Funding Agency: National Science Foundation

Duration: 2005-2006

Description: This project aims at designing and implementing a smart indoor air quality (IAQ) sensor system in a real demonstration building. The proposed IAQ sensor network consists of sensors that supply long term continuous measurements for indoor gas pollutants, particle pollutants, and bio-aerosol pollutants. The design and evaluation methodologies for a comprehensive IAQ sensor network are explored. The data collection and analysis methods are examined. The innovation of the proposed study include: 1) systematically examine how to design and evaluate the next generation comprehensive IAQ sensor network; and 2) construction and implementation of a smart IAQ sensor network which includes large variety of IAQ sensors in a real building to supply long-term real time IAQ measurements for the relevant research society and to demonstrate the next generation IAQ sensor network concept.


        Title: REU Site: SENSORS - Design to Implementation

PI: Caroline Schauer and Jin Wen

Funding Agency: National Science Foundation

Duration: 2006-2013

Description: The objective of this REU proposal is to provide the selected REU participants with a rare research opportunity, exposing them to the entire exploration process of creating a viable sensor and sensor network for various real-life applications. Hands-on research activities, a multi-disciplinary working environment, systematic research education, strong industrial connections, and comprehensive ethics activities are designed to increase the participants' knowledge and interest in research and sensor technology from design to implementation, as well as instill a strong desire to continue with research at the graduate level. The project includes a wide range of faculty from the entire Engineer College as well as Medical School as senior investigators. 

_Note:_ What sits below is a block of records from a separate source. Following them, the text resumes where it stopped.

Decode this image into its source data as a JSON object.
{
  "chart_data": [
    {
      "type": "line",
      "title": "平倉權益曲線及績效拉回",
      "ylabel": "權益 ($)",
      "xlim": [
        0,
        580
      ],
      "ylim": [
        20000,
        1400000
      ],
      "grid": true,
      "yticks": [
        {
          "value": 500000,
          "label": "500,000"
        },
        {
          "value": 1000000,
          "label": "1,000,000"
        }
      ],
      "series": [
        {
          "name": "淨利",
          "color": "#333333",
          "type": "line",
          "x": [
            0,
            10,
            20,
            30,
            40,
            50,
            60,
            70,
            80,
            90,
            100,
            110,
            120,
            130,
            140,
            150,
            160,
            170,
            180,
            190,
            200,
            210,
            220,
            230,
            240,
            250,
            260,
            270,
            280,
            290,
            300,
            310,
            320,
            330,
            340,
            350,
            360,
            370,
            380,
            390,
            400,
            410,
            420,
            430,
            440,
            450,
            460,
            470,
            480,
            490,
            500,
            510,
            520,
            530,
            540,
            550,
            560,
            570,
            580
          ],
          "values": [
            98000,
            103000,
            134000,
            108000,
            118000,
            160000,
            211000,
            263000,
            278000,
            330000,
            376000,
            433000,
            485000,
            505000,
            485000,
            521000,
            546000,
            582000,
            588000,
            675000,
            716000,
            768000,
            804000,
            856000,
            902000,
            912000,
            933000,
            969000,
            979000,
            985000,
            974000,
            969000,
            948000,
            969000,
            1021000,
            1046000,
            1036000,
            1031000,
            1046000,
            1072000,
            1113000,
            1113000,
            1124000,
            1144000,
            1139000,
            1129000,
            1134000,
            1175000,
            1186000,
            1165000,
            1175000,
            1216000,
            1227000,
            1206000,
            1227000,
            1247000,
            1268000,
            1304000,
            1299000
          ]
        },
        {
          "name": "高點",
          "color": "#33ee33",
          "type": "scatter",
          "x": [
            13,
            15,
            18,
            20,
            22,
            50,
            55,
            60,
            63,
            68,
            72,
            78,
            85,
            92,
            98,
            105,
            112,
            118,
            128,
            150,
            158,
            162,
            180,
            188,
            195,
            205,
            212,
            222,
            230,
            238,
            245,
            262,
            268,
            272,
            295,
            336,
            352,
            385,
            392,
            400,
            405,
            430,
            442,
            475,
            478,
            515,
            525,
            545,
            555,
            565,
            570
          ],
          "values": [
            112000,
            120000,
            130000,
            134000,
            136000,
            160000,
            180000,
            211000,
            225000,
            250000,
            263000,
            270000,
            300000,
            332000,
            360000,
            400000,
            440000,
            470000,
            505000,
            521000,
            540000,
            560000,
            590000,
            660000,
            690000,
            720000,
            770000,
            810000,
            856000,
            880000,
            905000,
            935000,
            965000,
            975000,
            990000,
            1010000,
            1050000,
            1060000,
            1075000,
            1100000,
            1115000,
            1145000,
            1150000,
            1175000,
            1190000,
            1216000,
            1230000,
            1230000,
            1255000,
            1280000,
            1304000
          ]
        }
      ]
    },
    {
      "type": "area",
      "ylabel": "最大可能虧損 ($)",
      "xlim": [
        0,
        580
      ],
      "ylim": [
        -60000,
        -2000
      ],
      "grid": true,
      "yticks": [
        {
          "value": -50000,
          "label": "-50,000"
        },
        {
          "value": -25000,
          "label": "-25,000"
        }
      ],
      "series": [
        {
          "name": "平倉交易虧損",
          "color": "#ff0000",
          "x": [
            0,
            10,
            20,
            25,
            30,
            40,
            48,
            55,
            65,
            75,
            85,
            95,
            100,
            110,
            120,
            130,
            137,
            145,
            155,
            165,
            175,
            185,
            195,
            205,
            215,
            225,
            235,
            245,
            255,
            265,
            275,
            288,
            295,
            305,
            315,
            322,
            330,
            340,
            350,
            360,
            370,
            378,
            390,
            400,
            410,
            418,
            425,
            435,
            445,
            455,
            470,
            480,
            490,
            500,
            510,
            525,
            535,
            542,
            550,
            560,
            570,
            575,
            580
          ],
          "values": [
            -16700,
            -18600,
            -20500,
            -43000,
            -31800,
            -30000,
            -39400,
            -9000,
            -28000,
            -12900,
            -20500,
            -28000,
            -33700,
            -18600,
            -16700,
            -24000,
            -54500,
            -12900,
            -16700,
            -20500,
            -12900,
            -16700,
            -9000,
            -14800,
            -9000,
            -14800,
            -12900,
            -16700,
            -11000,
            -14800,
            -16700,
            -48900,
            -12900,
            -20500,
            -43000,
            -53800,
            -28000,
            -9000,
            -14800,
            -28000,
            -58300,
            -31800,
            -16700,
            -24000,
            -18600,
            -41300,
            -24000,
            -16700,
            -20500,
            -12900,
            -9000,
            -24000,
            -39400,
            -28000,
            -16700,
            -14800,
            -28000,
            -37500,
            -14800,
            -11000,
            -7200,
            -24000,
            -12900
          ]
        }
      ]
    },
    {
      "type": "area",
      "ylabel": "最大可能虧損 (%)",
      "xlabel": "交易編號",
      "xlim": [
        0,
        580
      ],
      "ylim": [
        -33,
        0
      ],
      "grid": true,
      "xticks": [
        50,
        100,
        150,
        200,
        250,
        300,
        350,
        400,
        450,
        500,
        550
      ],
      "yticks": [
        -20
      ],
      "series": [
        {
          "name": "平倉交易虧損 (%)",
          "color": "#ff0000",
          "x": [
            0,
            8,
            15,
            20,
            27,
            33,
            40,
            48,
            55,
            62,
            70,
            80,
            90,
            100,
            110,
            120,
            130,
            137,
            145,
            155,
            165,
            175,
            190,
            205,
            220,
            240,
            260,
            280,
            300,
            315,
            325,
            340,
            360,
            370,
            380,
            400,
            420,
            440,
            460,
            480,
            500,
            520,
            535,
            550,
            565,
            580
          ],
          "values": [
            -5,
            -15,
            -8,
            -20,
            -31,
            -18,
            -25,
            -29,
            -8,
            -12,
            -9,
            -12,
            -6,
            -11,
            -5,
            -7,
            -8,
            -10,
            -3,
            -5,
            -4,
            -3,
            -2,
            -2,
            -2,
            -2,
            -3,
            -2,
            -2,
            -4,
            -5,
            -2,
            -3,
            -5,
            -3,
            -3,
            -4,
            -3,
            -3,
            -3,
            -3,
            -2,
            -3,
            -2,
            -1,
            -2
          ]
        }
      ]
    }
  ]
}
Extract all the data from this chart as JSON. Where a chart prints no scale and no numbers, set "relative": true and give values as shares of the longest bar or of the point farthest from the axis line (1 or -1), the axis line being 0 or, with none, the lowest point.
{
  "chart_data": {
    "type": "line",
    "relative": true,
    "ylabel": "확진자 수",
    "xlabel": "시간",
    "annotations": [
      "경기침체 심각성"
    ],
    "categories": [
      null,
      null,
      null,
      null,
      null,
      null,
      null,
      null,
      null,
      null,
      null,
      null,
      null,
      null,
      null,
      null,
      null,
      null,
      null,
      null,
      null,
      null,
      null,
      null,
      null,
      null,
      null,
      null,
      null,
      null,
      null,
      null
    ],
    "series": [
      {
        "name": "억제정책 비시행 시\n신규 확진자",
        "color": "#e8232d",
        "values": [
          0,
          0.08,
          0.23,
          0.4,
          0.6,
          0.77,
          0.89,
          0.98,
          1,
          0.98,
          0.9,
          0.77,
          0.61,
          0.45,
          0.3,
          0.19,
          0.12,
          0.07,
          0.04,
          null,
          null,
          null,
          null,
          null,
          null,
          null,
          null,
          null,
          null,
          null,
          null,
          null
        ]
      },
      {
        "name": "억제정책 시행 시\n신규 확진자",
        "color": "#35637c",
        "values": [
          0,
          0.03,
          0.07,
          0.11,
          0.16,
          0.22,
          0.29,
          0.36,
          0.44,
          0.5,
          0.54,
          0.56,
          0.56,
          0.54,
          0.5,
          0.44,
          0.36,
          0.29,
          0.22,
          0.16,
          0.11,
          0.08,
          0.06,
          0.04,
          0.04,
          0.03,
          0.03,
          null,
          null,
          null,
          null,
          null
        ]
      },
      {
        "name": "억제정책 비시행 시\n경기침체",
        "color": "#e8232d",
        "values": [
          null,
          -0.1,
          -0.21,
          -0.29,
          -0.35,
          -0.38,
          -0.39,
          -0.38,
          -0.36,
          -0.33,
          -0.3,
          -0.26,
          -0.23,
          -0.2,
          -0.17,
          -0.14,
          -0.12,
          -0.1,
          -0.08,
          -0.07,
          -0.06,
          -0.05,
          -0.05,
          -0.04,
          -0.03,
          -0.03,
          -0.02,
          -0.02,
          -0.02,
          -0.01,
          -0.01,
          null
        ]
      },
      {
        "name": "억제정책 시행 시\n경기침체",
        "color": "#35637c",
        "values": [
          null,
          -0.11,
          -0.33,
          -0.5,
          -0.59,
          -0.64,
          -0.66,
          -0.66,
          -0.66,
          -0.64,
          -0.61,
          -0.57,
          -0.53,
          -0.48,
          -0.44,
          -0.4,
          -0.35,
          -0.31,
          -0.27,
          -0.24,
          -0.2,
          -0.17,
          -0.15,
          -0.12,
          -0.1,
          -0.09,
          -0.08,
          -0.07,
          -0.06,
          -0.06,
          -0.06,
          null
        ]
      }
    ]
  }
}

       Title: Flexible Floor Plans – A Modular, Reconfigurable, & Sustainable Floor & Wall System

PI: Jin Wen and Eugenia Ellis

Funding Agency: Green Building Alliances

Duration: 2006-2008

Description: A modular wall and floor system that is sustainable and appropriate for residential settings will be designed and experimentally tested in this project.  Existing building constructions do not allow their occupants to easily reconfigure the floor plans, even though peoples’ needs constantly change during their lifetime.  People often have to either renovate their houses or to move to a larger one.  Large quantities of material and energy are wasted during a renovation process because old wall and floor materials are difficult to be reused.   Research studies have demonstrated that modular wall and floor systems can provide flexible floor planning, better indoor air quality, and improved energy efficiency.  In this project, scientific approaches including theoretical simulation, prototype construction and testing, as well as life-cycle analysis, will be adopted to design and test an innovative modular wall and floor system for residential buildings.  More specifically, the proposed system will 1) be lightweight and reconfigurable by regular residential occupants; 2) allow customized finishing materials; 3) be soundproof; and 4) maximize the usage of local materials to achieve a more sustainable solution.  The final deliverables include a prototype modular wall and floor system, final report, user manual, and design guidance.